Papa John’s International Inc. founder John Schnatter escalated his legal battle with the pizza chain, suing the board of directors and CEO Steve M. Ritchie to “stop the irreparable harm” to the company that he said they’re causing.‘’
The complaint, filed Thursday in Delaware Chancery Court, is sealed. Terry Fahn, a spokesman for Schnatter with Sitrick & Co., said in a statement the suit asks the court for immediate assistance to stop the damage the directors and Ritchie are doing “due to their repeated, and ongoing, breaches of the duties of loyalty and care they owe to the company.”
“John Schnatter will do anything to distract attention from the harm caused by his inappropriate words,” the company said in an e-mailed statement. “John Schnatter’s latest allegations are entirely without merit, and we will vigorously defend against these baseless claims.”
Legal activity surrounding the pizza chain has increased this week as the founder’s dispute with the company intensifies.

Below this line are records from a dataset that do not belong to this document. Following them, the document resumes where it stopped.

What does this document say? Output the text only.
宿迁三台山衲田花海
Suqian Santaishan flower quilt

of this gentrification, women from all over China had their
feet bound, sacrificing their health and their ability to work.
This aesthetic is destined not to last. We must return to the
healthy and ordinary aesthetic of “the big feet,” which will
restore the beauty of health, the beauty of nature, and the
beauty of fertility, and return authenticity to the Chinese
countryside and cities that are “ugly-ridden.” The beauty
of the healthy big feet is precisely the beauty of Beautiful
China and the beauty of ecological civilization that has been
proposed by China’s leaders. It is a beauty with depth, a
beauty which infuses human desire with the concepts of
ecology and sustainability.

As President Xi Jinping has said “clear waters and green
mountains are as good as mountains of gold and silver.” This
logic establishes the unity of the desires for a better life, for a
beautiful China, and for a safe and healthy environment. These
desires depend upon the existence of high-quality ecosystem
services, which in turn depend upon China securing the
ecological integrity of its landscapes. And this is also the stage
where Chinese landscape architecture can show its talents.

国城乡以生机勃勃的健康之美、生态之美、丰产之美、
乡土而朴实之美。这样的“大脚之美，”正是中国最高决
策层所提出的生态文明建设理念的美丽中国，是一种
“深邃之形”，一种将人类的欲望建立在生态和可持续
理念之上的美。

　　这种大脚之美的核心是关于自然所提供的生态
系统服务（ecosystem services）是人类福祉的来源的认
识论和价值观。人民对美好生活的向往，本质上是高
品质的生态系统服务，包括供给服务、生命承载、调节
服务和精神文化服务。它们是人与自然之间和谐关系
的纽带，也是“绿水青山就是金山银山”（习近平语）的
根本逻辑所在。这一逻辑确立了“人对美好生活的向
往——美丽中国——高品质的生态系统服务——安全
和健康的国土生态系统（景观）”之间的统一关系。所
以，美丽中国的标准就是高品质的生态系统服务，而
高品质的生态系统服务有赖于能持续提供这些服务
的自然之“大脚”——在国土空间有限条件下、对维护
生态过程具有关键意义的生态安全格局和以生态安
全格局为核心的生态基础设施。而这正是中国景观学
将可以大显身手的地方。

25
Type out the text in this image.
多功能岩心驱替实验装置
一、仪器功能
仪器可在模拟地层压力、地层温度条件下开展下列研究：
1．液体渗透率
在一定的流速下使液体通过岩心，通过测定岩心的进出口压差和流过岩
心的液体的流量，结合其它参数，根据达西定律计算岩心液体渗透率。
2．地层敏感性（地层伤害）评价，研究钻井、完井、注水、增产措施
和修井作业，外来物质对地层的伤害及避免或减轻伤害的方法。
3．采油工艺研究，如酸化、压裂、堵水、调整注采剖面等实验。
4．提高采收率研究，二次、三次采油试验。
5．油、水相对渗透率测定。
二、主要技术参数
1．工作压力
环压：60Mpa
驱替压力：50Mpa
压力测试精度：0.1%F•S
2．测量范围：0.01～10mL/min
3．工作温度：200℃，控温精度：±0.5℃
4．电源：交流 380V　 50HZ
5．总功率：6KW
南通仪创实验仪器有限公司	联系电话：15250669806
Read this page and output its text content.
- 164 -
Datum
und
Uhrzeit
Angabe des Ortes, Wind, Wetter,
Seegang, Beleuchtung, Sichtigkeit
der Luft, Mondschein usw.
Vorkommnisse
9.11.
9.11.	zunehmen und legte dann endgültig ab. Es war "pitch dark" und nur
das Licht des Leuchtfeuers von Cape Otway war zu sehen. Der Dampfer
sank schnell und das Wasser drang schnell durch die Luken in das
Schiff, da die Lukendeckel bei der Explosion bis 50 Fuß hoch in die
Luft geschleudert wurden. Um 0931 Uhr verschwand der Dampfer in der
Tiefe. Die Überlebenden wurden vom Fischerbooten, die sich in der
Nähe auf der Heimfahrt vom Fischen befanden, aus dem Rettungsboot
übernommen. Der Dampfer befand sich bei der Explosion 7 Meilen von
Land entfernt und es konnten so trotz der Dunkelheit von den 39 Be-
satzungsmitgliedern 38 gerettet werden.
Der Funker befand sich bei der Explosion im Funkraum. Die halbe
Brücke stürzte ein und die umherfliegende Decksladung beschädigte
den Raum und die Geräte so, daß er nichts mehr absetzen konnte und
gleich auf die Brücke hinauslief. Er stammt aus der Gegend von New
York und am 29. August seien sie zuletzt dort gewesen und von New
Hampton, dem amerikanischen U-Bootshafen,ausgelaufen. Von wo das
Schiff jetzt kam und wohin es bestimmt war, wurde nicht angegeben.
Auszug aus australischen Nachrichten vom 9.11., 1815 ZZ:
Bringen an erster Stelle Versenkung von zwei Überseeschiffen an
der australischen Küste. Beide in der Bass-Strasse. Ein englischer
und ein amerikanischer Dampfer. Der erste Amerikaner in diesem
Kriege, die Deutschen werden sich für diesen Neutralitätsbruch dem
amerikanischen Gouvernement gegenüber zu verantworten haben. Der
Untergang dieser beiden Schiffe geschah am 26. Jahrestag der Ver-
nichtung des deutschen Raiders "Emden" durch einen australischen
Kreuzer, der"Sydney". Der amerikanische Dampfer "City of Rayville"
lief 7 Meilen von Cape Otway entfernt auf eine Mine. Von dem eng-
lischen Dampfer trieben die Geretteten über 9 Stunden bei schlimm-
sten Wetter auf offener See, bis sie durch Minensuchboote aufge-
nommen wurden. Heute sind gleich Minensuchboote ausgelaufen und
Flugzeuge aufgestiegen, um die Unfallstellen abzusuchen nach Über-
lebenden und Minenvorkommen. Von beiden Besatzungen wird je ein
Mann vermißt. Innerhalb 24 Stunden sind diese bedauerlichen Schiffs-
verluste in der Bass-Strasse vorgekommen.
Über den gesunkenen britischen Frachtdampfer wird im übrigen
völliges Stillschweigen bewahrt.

Schnatter faces a deposition by Papa John’s lawyers beginning Sept. 7 in a suit he filed in the same Delaware court seeking internal files related to directors’ handling of his ouster from the company.
Also on Thursday, a shareholder filed a class-action complaint against the company for allegedly misleading investors about Schnatter’s behavior and failure to prevent inappropriate workplace conduct that hurt the company’s business and its reputation.
The legal battle is all part of Schnatter’s bid for new leadership at the pizza chain, which is struggling with declining sales and controversies related to his comments. The 56-year-old came under pressure after a July news report that he used a racial slur and descriptions of violence against minorities on a call with a media agency. He admitted to the comments but said they were taken out of context.
Earlier this month, after the pizza chain reported weaker-than-expected quarterly earnings, Schnatter published a blistering critique of the company’s leadership, including Ritchie’s. The chain punched back, noting that Schnatter’s controversy is weighing down performance, with North American same-store sales falling 10.5 percent in July. The chain had to give financial assistance to franchisees who’ve been hurt by Schnatter’s statements “to mitigate closings,” it said.
On July 22, the company’s board adopted a poison pill designed to prevent Schnatter from adding to his roughly 30 percent stake in a bid to gain majority control.
Shares of the pizza chain fell 8 cents, to $46.04 per share, Friday. The stock had already declined 18 percent this year through Thursday’s close.